Authoritarianism. Shall we pause for a moment to remember Sophie Scholl? Sophie was a student at the University of Munich and was arrested in February of 1943 for distributing anti-Nazi propaganda. After a show-trial before the notorious judge Roland Friesler, she and her brother Hans were sentenced to death for treason. Their treason was passing out mimeographed articles critical of the Nazi regime. Friesler's court, the Volksgerichtshof or people's court, was an extra-constitutional court which was formed by the Nazis for the prosecution of political crimes. Freisler was judge, jury and prosecutor all rolled into one, and no appeal was possible. Although Sophie and her brother were told by their lawyers that a death sentence would be carried out no sooner than 99 days after their trial, the siblings were led directly from the court to Stadelheim prison where they were executed that very afternoon. Sophie was 21 years old. She and her brother Hans were allowed to meet with their parents briefly before they were taken away and they shared tearful farewells. Can you possibly imagine yourself in their shoes? Close your eyes and put yourself in their place for a moment. Your beautiful daughter is about to be taken away and beheaded for passing out a tract. You will never see your handsome son again, your precious children are about to be murdered by YOUR OWN GOVERNMENT!

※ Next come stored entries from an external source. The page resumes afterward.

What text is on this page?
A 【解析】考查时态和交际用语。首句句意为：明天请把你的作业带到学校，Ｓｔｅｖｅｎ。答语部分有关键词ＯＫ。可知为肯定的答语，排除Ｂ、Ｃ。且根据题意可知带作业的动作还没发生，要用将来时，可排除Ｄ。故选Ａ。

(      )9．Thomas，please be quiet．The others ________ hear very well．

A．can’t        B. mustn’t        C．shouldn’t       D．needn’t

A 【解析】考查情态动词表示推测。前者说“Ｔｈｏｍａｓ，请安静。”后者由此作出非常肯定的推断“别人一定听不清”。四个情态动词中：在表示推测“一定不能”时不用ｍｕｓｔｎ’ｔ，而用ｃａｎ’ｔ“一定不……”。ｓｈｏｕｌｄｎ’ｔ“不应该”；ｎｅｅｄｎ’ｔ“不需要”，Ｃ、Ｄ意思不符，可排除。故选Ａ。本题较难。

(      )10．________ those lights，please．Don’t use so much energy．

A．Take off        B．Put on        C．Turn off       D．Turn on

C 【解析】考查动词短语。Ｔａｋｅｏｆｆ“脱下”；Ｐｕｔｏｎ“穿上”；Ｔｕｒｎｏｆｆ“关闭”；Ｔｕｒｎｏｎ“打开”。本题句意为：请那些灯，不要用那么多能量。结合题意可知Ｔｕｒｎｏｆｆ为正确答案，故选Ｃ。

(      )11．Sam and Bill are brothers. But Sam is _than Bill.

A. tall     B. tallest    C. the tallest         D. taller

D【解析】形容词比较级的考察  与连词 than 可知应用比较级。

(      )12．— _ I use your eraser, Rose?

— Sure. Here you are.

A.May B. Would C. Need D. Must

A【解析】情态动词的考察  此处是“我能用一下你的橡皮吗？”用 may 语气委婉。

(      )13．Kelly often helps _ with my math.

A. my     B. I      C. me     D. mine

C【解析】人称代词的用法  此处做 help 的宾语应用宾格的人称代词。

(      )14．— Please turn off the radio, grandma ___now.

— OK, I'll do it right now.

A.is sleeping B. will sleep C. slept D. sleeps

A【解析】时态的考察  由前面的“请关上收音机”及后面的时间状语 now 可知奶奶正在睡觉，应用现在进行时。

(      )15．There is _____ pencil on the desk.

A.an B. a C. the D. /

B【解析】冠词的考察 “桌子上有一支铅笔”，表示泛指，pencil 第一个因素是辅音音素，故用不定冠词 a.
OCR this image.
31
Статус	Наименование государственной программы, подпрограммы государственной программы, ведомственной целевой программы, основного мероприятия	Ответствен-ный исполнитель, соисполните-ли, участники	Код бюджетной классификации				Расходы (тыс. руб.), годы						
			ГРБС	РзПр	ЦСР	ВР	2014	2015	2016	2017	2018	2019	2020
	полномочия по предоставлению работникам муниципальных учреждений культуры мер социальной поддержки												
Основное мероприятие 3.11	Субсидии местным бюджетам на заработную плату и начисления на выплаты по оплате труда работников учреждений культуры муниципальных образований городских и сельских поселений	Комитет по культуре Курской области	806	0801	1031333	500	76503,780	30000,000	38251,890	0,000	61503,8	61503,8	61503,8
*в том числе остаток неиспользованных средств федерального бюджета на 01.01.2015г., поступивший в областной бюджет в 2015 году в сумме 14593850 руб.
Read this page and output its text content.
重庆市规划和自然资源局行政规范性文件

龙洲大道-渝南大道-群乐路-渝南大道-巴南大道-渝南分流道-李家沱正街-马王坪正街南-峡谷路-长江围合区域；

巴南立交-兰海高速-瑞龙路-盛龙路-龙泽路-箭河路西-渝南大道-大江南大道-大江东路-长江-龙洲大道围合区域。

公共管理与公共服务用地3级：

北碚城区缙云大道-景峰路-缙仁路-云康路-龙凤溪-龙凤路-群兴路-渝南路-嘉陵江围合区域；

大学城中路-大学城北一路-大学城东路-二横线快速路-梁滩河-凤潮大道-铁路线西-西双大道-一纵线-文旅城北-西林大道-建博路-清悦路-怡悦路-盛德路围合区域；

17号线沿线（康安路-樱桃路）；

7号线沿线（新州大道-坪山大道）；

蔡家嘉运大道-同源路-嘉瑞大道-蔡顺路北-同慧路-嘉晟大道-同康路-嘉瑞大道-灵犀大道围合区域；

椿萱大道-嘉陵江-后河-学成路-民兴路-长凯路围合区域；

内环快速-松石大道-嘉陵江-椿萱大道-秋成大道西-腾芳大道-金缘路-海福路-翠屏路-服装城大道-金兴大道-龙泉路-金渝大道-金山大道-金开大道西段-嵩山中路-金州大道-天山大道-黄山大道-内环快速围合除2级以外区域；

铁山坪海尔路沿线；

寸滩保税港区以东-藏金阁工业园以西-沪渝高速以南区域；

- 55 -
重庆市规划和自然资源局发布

It was never the intent of the Nazis to be sadistic or barbaric or cruel for its own sake. It was their intent to be firm, to be united, to be one among many following the vision of the great leader.
Sophie was taken into a courtyard before her executioner, Johann Reichhart, who was a professional, from a dynasty of ax-men which went back eight generations, and who kept meticulous records from the beginning of his career in 1924 to the abolition of capital punishment in Germany in 1949. In all he executed over 3,000 souls. Sophie said, "The sun is still shining." She then was placed upon a bench, face down and her arms and shoulders held down by two assistants. The fallbeil was then fitted past her neck and released. The heavy blade, already raised and set before the prisoner had arrived, descended. The death took three seconds at most from the time the prisoner entered the courtyard.
Reichhart was justifiably proud of the fact that he minimized the suffering of those who he was called upon to kill. And though he was a dedicated Nazi and a true believer, he knew that something wasn't quite right with the government that he worked for. When the Allies were approaching, he pulled off the side of the road on a bridge, and threw his fallbeil, his portable guillotine, into a ravine. Reichhart was denazified after the war, and lived until 1972, advocating until he died for the reinstatement of capital punishment in Germany.